Jaw-dropping. :thumbup:


----------



## TLE (Apr 12, 2020)

TheCutShop said:


> Gearbox is going back together. Changed the grease in the diff. I'm glad I took it apart it needed it. The main bearing was a little crunchy.


Not to distract from this beautiful build, but I noticed the top belt pulley bar is installed backwards. The bar should be closer to the black shield with the nut facing you.

Great work on this build


----------



## TheCutShop (Jun 24, 2021)

TLE said:


> TheCutShop said:
> 
> 
> > Gearbox is going back together. Changed the grease in the diff. I'm glad I took it apart it needed it. The main bearing was a little crunchy.
> ...


Sure enough. Good catch. Thanks for saving me some time. I'm new to this machine and learning as I go.

I hadn't really looked at it closely. Most of the "problems" are created by previous "mechanics."

What's interesting is that on page 3.1-10 in the service manual it is missing, on pages 3.1-12 and 3.1-13 it's there.


----------



## MasterMech (Sep 24, 2017)

TheCutShop said:


> Gearbox is going back together. Changed the grease in the diff. I'm glad I took it apart it needed it. The main bearing was a little crunchy.


Impressive!


----------



## TheCutShop (Jun 24, 2021)

TLE said:


> Not to distract from this beautiful build, but I noticed the top belt pulley bar is installed backwards. The bar should be closer to the black shield with the nut facing you.
> 
> Great work on this build


I thought I followed what you were saying but after studying the manuals I can't figure out what your referring to?


----------



## TheCutShop (Jun 24, 2021)

Still not complete. Cable management, aim grass deflector, belt guard and all sorts of other details. It cuts grass though! Test cuts went great. Don't mind the over zealous sand top dressing.


----------



## GoDawgs (Jun 18, 2020)

Absolutely beautiful machine. Great work!


----------



## TLE (Apr 12, 2020)

TheCutShop said:


> TLE said:
> 
> 
> > Not to distract from this beautiful build, but I noticed the top belt pulley bar is installed backwards. The bar should be closer to the black shield with the nut facing you.
> ...


It seems you do in fact have it correct as shown.
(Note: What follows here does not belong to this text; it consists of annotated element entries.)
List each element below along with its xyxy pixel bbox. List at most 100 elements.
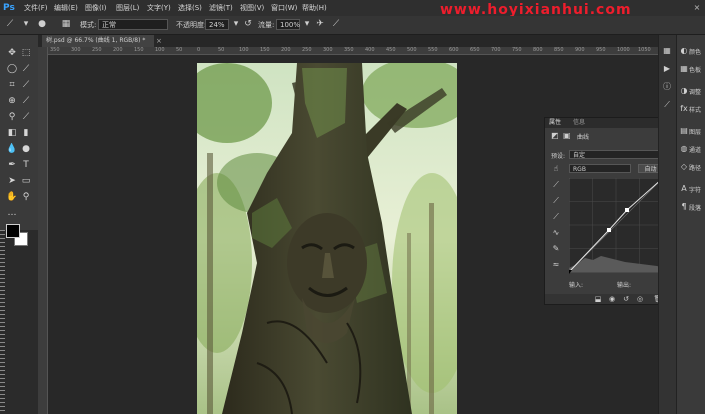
on-image-adjust-icon[interactable]: ☝ xyxy=(551,164,561,174)
ruler-tick: 350 xyxy=(344,47,354,53)
menu-type[interactable]: 文字(Y) xyxy=(147,3,171,13)
ruler-tick: 900 xyxy=(575,47,585,53)
hand-tool-icon[interactable]: ✋ xyxy=(6,191,18,203)
brush-panel-icon[interactable]: ▦ xyxy=(60,19,72,30)
set-white-point-icon[interactable]: ⟋ xyxy=(551,212,561,222)
menu-view[interactable]: 视图(V) xyxy=(240,3,264,13)
dock-label-channels[interactable]: 通道 xyxy=(689,145,701,154)
pressure-opacity-icon[interactable]: ↺ xyxy=(242,19,254,30)
dock-label-character[interactable]: 字符 xyxy=(689,185,701,194)
dock-label-paths[interactable]: 路径 xyxy=(689,163,701,172)
set-gray-point-icon[interactable]: ⟋ xyxy=(551,196,561,206)
gradient-tool-icon[interactable]: ▮ xyxy=(20,127,32,139)
reset-icon[interactable]: ↺ xyxy=(621,294,631,304)
move-tool-icon[interactable]: ✥ xyxy=(6,47,18,59)
ruler-tick: 550 xyxy=(428,47,438,53)
flow-label: 流量: xyxy=(258,21,275,29)
document-tab-bar: 树.psd @ 66.7% (曲线 1, RGB/8) * × xyxy=(38,35,658,47)
zoom-tool-icon[interactable]: ⚲ xyxy=(20,191,32,203)
curves-adjustment-icon: ◩ xyxy=(551,131,559,140)
dodge-tool-icon[interactable]: ● xyxy=(20,143,32,155)
curve-point[interactable] xyxy=(625,208,629,212)
watermark-text: www.hoyixianhui.com xyxy=(440,2,632,18)
blur-tool-icon[interactable]: 💧 xyxy=(6,143,18,155)
menu-help[interactable]: 帮助(H) xyxy=(302,3,327,13)
draw-curve-icon[interactable]: ✎ xyxy=(551,244,561,254)
path-select-tool-icon[interactable]: ➤ xyxy=(6,175,18,187)
shape-tool-icon[interactable]: ▭ xyxy=(20,175,32,187)
ruler-tick: 1000 xyxy=(617,47,630,53)
menu-edit[interactable]: 编辑(E) xyxy=(54,3,78,13)
view-previous-icon[interactable]: ◉ xyxy=(607,294,617,304)
clip-to-layer-icon[interactable]: ⬓ xyxy=(593,294,603,304)
close-window-icon[interactable]: × xyxy=(692,3,702,13)
dock-label-adjustments[interactable]: 调整 xyxy=(689,87,701,96)
opacity-field[interactable]: 24% xyxy=(205,19,229,30)
curve-point[interactable] xyxy=(607,228,611,232)
eraser-tool-icon[interactable]: ◧ xyxy=(6,127,18,139)
edit-points-icon[interactable]: ∿ xyxy=(551,228,561,238)
visibility-icon[interactable]: ◎ xyxy=(635,294,645,304)
airbrush-icon[interactable]: ✈ xyxy=(314,19,326,30)
close-tab-icon[interactable]: × xyxy=(156,35,162,47)
quick-select-tool-icon[interactable]: ⟋ xyxy=(20,63,32,75)
history-brush-tool-icon[interactable]: ⟋ xyxy=(20,111,32,123)
vertical-ruler xyxy=(38,47,48,414)
info-icon[interactable]: ⓘ xyxy=(661,81,673,93)
preset-dropdown[interactable]: 自定 xyxy=(569,150,663,159)
smooth-curve-icon[interactable]: ≈ xyxy=(551,260,561,270)
preset-label: 预设: xyxy=(551,153,566,160)
brush-tool-icon[interactable]: ⟋ xyxy=(20,95,32,107)
ruler-tick: 600 xyxy=(449,47,459,53)
crop-tool-icon[interactable]: ⌗ xyxy=(6,79,18,91)
menu-filter[interactable]: 滤镜(T) xyxy=(209,3,233,13)
brush-size-icon[interactable]: ● xyxy=(36,19,48,30)
tab-properties[interactable]: 属性 xyxy=(549,119,561,127)
document-tab[interactable]: 树.psd @ 66.7% (曲线 1, RGB/8) * xyxy=(42,35,154,47)
pen-tool-icon[interactable]: ✒ xyxy=(6,159,18,171)
menu-layer[interactable]: 图层(L) xyxy=(116,3,139,13)
menu-window[interactable]: 窗口(W) xyxy=(271,3,297,13)
history-icon[interactable]: ▦ xyxy=(661,45,673,57)
dock-label-styles[interactable]: 样式 xyxy=(689,105,701,114)
horizontal-ruler: 350 300 250 200 150 100 50 0 50 100 150 … xyxy=(48,47,658,55)
brush-preset-icon[interactable]: ▾ xyxy=(20,19,32,30)
channel-dropdown[interactable]: RGB xyxy=(569,164,631,173)
ruler-tick: 150 xyxy=(134,47,144,53)
marquee-tool-icon[interactable]: ⬚ xyxy=(20,47,32,59)
clone-stamp-tool-icon[interactable]: ⚲ xyxy=(6,111,18,123)
menu-image[interactable]: 图像(I) xyxy=(85,3,107,13)
ruler-tick: 950 xyxy=(596,47,606,53)
menu-select[interactable]: 选择(S) xyxy=(178,3,202,13)
ruler-tick: 750 xyxy=(512,47,522,53)
curves-graph[interactable] xyxy=(569,178,663,274)
opacity-label: 不透明度: xyxy=(176,21,207,29)
type-tool-icon[interactable]: T xyxy=(20,159,32,171)
more-tools-icon[interactable]: … xyxy=(6,207,18,219)
dock-label-swatches[interactable]: 色板 xyxy=(689,65,701,74)
ruler-tick: 100 xyxy=(239,47,249,53)
tab-info[interactable]: 信息 xyxy=(573,119,585,127)
flow-dropdown-icon[interactable]: ▾ xyxy=(301,19,313,30)
menu-file[interactable]: 文件(F) xyxy=(24,3,48,13)
ruler-tick: 300 xyxy=(323,47,333,53)
actions-icon[interactable]: ▶ xyxy=(661,63,673,75)
lasso-tool-icon[interactable]: ◯ xyxy=(6,63,18,75)
ruler-tick: 300 xyxy=(71,47,81,53)
brush-tool-icon[interactable]: ⟋ xyxy=(4,19,16,30)
ruler-tick: 50 xyxy=(218,47,225,53)
dock-label-paragraph[interactable]: 段落 xyxy=(689,203,701,212)
eyedropper-tool-icon[interactable]: ⟋ xyxy=(20,79,32,91)
mode-dropdown[interactable]: 正常 xyxy=(98,19,168,30)
dock-label-layers[interactable]: 图层 xyxy=(689,127,701,136)
set-black-point-icon[interactable]: ⟋ xyxy=(551,180,561,190)
ruler-tick: 250 xyxy=(92,47,102,53)
dock-label-color[interactable]: 颜色 xyxy=(689,47,701,56)
foreground-color-swatch[interactable] xyxy=(6,224,20,238)
opacity-dropdown-icon[interactable]: ▾ xyxy=(230,19,242,30)
brush-presets-icon[interactable]: ⟋ xyxy=(661,99,673,111)
healing-tool-icon[interactable]: ⊕ xyxy=(6,95,18,107)
pressure-size-icon[interactable]: ⟋ xyxy=(330,19,342,30)
panel-header: 属性 信息 ≡ xyxy=(545,118,676,128)
flow-field[interactable]: 100% xyxy=(276,19,300,30)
What's weird is that I had to go through each service manual for all the years of the Green's Master 1000 and they've changed the idler arm in each year.

Here's the reference to each

*First is model 04051*



*This is model 04052 (my version) *







*This is model 04055 (your version)*





Sorry for all the confusion. I wonder why they decided to change the orientation of it. What's interesting is that model 04050 didn't even have an idler arm at all.

Also do you worry that the 12pt ARP hardware will round off after use?

I've used ARP hardware, but mainly on my engine builds. How did you manage to find the thread specs that could be shared and used on the greensmaster? I'm going to assume you have a master spec sheet for both or you either had both in hand to compare, lol.


----------



## TheCutShop (Jun 24, 2021)

Thanks for taking the time to clear that up.

From my experience ARP bolts are very hard, rounding has never been an issue. 12pt also forces you to use the closed end of the wrench which avoids any open end related rounding. 1/4-20, 5/16-18 and 3/8-16 are the majority of the bolts on the mower. The head markings tell you if its imperial or metric, look to see if it's fine or course. Once you wrap your head around it, it becomes easy. The engine uses metric.


----------